When the Centers for Medicare and Medicaid Services (CMS) issued the 2011 Medicare Physician Fee Schedule (PFS) Proposed Rule earlier this summer, two proposed rules caught my attention. The first establishes a disclosure requirement on physician self-referral for imaging services, and the second aims to clarify and simplify the rule requiring requisitions for clinical laboratory tests to include a physician or qualified non-physician signature. Both could have an impact on the field of laboratory medicine and pathology, so the American Society for Clinical Pathology (ASCP) has submitted comments on those rules in the hope that these important issues will be addressed.
In the 2011 PFS, CMS takes steps toward limiting physician self-referral of imaging services. This is a step in the right direction, but the new rules should be expanded to include other services covered by the anti-markup rule and the Stark Law’s In-Office Ancillary Services Exception, such as anatomic pathology.
CMS revised the anti-markup rule in 2007 in an effort to deter abusive billing of pathology services. It left a loophole, however, that encouraged the relocation of physician-owned labs, or “pod labs”, into the physician’s office. The original intent of the exception was to allow for ancillary services, such as simple lab tests, to be performed in the office as a convenience for patients. Physician group practices, however, have used in-office labs to profit on the anatomical-pathology services they order.
Problems with in-office labs are wide-ranging, with the two main issues being 1) lack of a requirement for pathologist oversight and 2) the inevitable overutilization associated with financial interest.
There is no legal requirement for the technical component (the highly complex process of preparing the tissue specimen) to be supervised by a pathologist. Many doctors are setting up labs where complex tissue biopsies for conditions such as cancer are being performed. These biopsies are procedures that require tissue specimens to be processed by teams of highly trained professionals under the medical direction of a pathologist and analyzed by an expert in an accredited laboratory. Currently, the Medicare anti-markup rule only requires that the supervision be provided by a physician — any physician — who is part of the billing practice. Technically, a urology group practice could use any of its urologists, regardless of whether those physicians had any training in pathology or histology, to “supervise” the technical component of a biopsy performed in that office.
To hold the laboratory responsible for the physician’s non-compliance seems almost Kafkaesque.
Studies have shown that in cases where healthcare providers have a financial interest in their referrals, increased utilization of services and higher program costs result. A 2007 investigation into anatomic-pathology-related self-referral by the Department of Health and Human Services Office of the Inspector General revealed an alarming increase in the utilization of anatomic-pathology services once a physician group practice was able to capture pathology-related revenues. In the year after three urology practices entered into arrangements allowing them to profit from their referrals, their utilization of pathology services increased 699%, 230%, and 26%, respectively.
ASCP has taken up the cause of stopping pod labs in the past and will continue fighting pod labs in whatever form they take to prevent abusive billing practices, and to protect the pathology profession and clinicians, and most importantly, patients.
Another proposed rule to be aware of is the requirement for physician or qualified non-physician signatures on requisitions for lab tests reimbursed under the clinical laboratory fee schedule. While CMS has good intentions — namely to clarify and simplify the current signature requirement — this rule change may add further confusion about the need for a signature, and create a complicated and burdensome administrative process, with significant duplication of effort — not to mention that it does not appear to be in patients’ best interests.
What if the ordering physician fails to sign the requisition?
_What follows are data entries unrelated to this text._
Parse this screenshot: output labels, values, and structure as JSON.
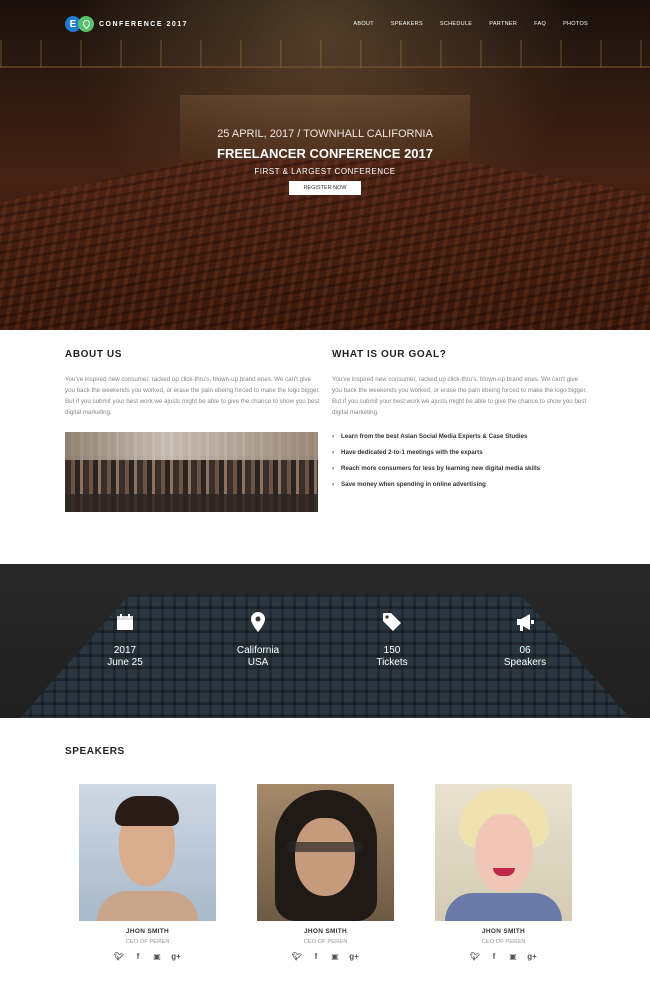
{
  "nav": {
    "logo_letter": "E",
    "brand": "CONFERENCE 2017",
    "items": [
      "ABOUT",
      "SPEAKERS",
      "SCHEDULE",
      "PARTNER",
      "FAQ",
      "PHOTOS"
    ]
  },
  "hero": {
    "date_location": "25 APRIL, 2017 / TOWNHALL CALIFORNIA",
    "title": "FREELANCER CONFERENCE 2017",
    "subtitle": "FIRST & LARGEST CONFERENCE",
    "register_label": "REGISTER NOW"
  },
  "about": {
    "heading": "ABOUT US",
    "text": "You've inspired new consumer, racked up click-thru's, blown-up brand enes. We can't give you back the weekends you worked, or erase the pain ebeing forced to make the logo bigger. But if you submit your best work we ajusts might be able to give the chance to show you best digital marketing."
  },
  "goal": {
    "heading": "WHAT IS OUR GOAL?",
    "text": "You've inspired new consumer, racked up click-thru's, blown-up brand enes. We can't give you back the weekends you worked, or erase the pain ebeing forced to make the logo bigger. But if you submit your best work we ajusts might be able to give the chance to show you best digital marketing.",
    "bullets": [
      "Learn from the best Asian Social Media Experts & Case Studies",
      "Have dedicated 2-to-1 meetings with the exparts",
      "Reach more consumers for less by learning new digital media skills",
      "Save money when spending in online advertising"
    ]
  },
  "stats": [
    {
      "icon": "calendar-icon",
      "line1": "2017",
      "line2": "June 25"
    },
    {
      "icon": "map-pin-icon",
      "line1": "California",
      "line2": "USA"
    },
    {
      "icon": "tag-icon",
      "line1": "150",
      "line2": "Tickets"
    },
    {
      "icon": "megaphone-icon",
      "line1": "06",
      "line2": "Speakers"
    }
  ],
  "speakers": {
    "heading": "SPEAKERS",
    "items": [
      {
        "name": "JHON SMITH",
        "role": "CEO OF PEREN"
      },
      {
        "name": "JHON SMITH",
        "role": "CEO OF PEREN"
      },
      {
        "name": "JHON SMITH",
        "role": "CEO OF PEREN"
      }
    ],
    "social": [
      "twitter-icon",
      "facebook-icon",
      "linkedin-icon",
      "google-plus-icon"
    ]
  }
}
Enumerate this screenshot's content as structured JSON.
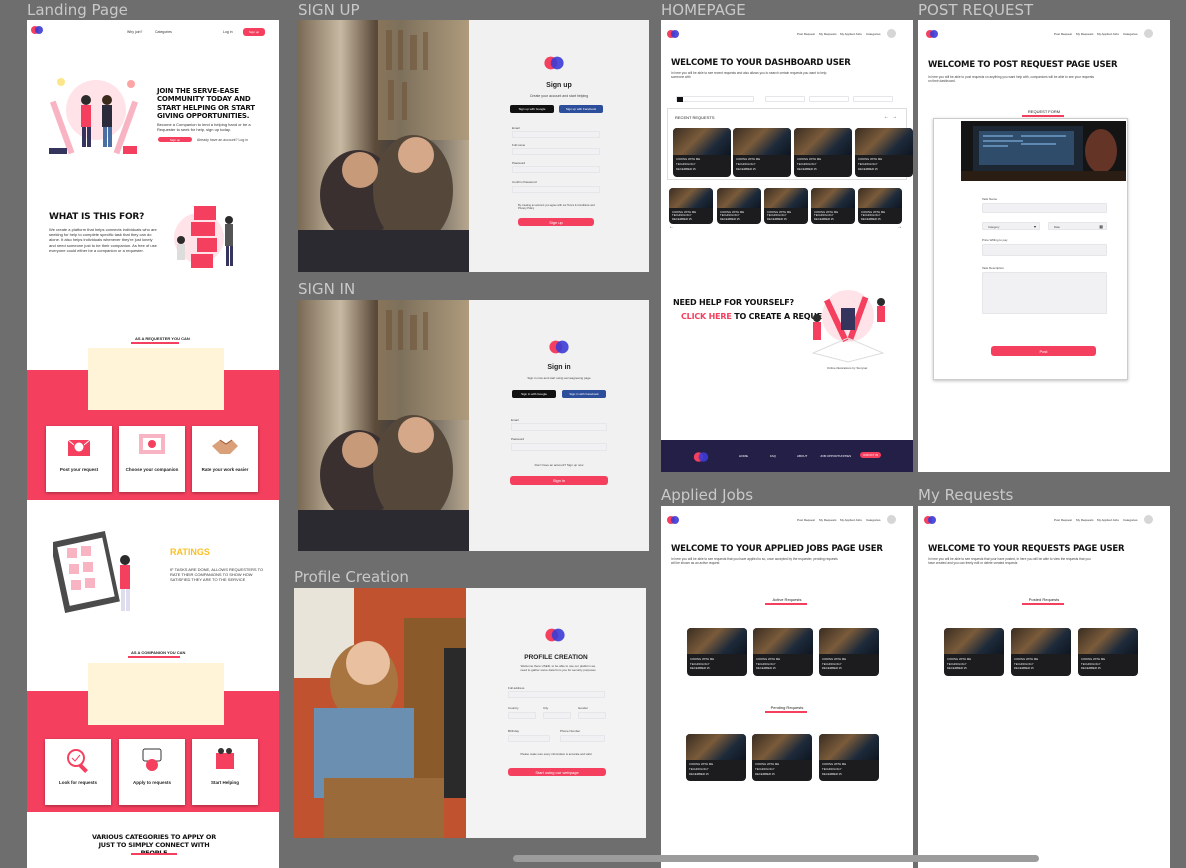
{
  "frames": {
    "landing": "Landing Page",
    "signup": "SIGN UP",
    "signin": "SIGN IN",
    "profile": "Profile Creation",
    "homepage": "HOMEPAGE",
    "post": "POST REQUEST",
    "applied": "Applied Jobs",
    "myreq": "My Requests"
  },
  "landing": {
    "nav": [
      "Why join?",
      "Categories",
      "Log in",
      "Sign up"
    ],
    "hero_title": "JOIN THE SERVE-EASE COMMUNITY TODAY AND START HELPING OR START GIVING OPPORTUNITIES.",
    "hero_sub": "Become a Companion to lend a helping hand or be a Requester to seek for help, sign up today.",
    "hero_btn": "Sign up",
    "hero_login": "Already have an account? Log in",
    "what_title": "WHAT IS THIS FOR?",
    "what_body": "We create a platform that helps connects individuals who are seeking for help to complete specific task that they can do alone. It also helps individuals whenever they're just lonely and need someone just to be their companion. As free of use everyone could either be a companion or a requester.",
    "req_heading": "AS A REQUESTER YOU CAN",
    "req_cards": [
      "Post your request",
      "Choose your companion",
      "Rate your work easier"
    ],
    "ratings_title": "RATINGS",
    "ratings_body": "IF TASKS ARE DONE, ALLOWS REQUESTERS TO RATE THEIR COMPANIONS TO SHOW HOW SATISFIED THEY ARE TO THE SERVICE",
    "comp_heading": "AS A COMPANION YOU CAN",
    "comp_cards": [
      "Look for requests",
      "Apply to requests",
      "Start Helping"
    ],
    "categories_title": "VARIOUS CATEGORIES TO APPLY OR JUST TO SIMPLY CONNECT WITH PEOPLE"
  },
  "signup": {
    "title": "Sign up",
    "sub": "Create your account and start helping",
    "google": "Sign up with Google",
    "facebook": "Sign up with Facebook",
    "fields": [
      "Email",
      "Full name",
      "Password",
      "Confirm Password"
    ],
    "terms": "By creating an account you agree with our Terms & Conditions and Privacy Policy",
    "btn": "Sign up"
  },
  "signin": {
    "title": "Sign in",
    "sub": "Sign in now and start using serveagreeing page",
    "google": "Sign in with Google",
    "facebook": "Sign in with Facebook",
    "fields": [
      "Email",
      "Password"
    ],
    "register": "Don't have an account? Sign up now",
    "btn": "Sign in"
  },
  "profile": {
    "title": "PROFILE CREATION",
    "sub": "Welcome there USER, to be able to use our platform we need to gather some data from you for security purposes",
    "fields": [
      "Full address",
      "Country",
      "City",
      "Gender",
      "Birthday",
      "Phone Number"
    ],
    "note": "Please make sure every information is accurate and valid",
    "btn": "Start using our webpage"
  },
  "home": {
    "nav": [
      "Post Request",
      "My Requests",
      "My Applied Jobs",
      "Categories"
    ],
    "title": "WELCOME TO YOUR DASHBOARD USER",
    "sub": "In here you will be able to see recent requests and also allows you to search certain requests you want to help someone with",
    "recent": "RECENT REQUESTS",
    "card_lines": [
      "CODING WITH ME",
      "TECHNOLOGY",
      "DECEMBER 15"
    ],
    "help_title_a": "NEED HELP FOR YOURSELF?",
    "help_title_b": "CLICK HERE",
    "help_title_c": "TO CREATE A REQUEST NOW",
    "caption": "Online illustrations by Storyset",
    "footer": [
      "HOME",
      "FAQ",
      "ABOUT",
      "JOB OPPORTUNITIES",
      "CONTACT US"
    ]
  },
  "post": {
    "title": "WELCOME TO POST REQUEST PAGE USER",
    "sub": "In here you will be able to post requests on anything you want help with, companions will be able to see your requests on their dashboard.",
    "form": "REQUEST FORM",
    "fields": [
      "Task Name",
      "Category",
      "Date",
      "Price Willing to pay",
      "Task Description"
    ],
    "btn": "Post"
  },
  "applied": {
    "title": "WELCOME TO YOUR APPLIED JOBS PAGE USER",
    "sub": "In here you will be able to see requests that you have applied to so, once accepted by the requester, pending requests will be shown as an active request",
    "active": "Active Requests",
    "pending": "Pending Requests"
  },
  "myreq": {
    "title": "WELCOME TO YOUR REQUESTS PAGE USER",
    "sub": "In here you will be able to see requests that your have posted, in here you will be able to view the requests that you have created and you can freely edit or delete created requests",
    "posted": "Posted Requests"
  }
}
The physician is penalized, right? Wrong! Under the proposed rule, the lab could be denied payment when the physician neglects to sign the requisition. With no consequences to the physician for failing to fulfill the CMS requirement, there is no incentive for compliance. To hold the laboratory responsible for the physician’s non-compliance seems almost Kafkaesque.
The proposed ruling also puts lab professionals in another uncomfortable position: If the physician has not provided a signature on the requisition, is it the lab’s responsibility to secure a signature before performing the test? Timely lab results are often essential to patient outcomes. To possibly delay results because of a lack of a signature is unfair to laboratories and unjust to patients.
Beyond the issue of a physical signature, CMS may want to consider how its electronic health records incentive program may change the landscape of this requirement in the near future. As more orders and requisitions are handled electronically, the physical signature may become obsolete. To stay ahead of this change, CMS should deem an electronic request compliant with signature requirements. Much of what CMS hopes to accomplish with this regulation could be achieved simply by recognizing electronic requests for laboratory services as signature compliant.
ASCP urges CMS to refine these proposals to better serve the patient and minimize the burden on the lab industry.
Mark H. Stoler, MD, FASCP, is president of the American Society for Clinical Pathology. He is a professor of Pathology and Clinical Gynecology and also the associate director of Surgical Pathology and Cytopathology at the University of Virginia in Charlottesville.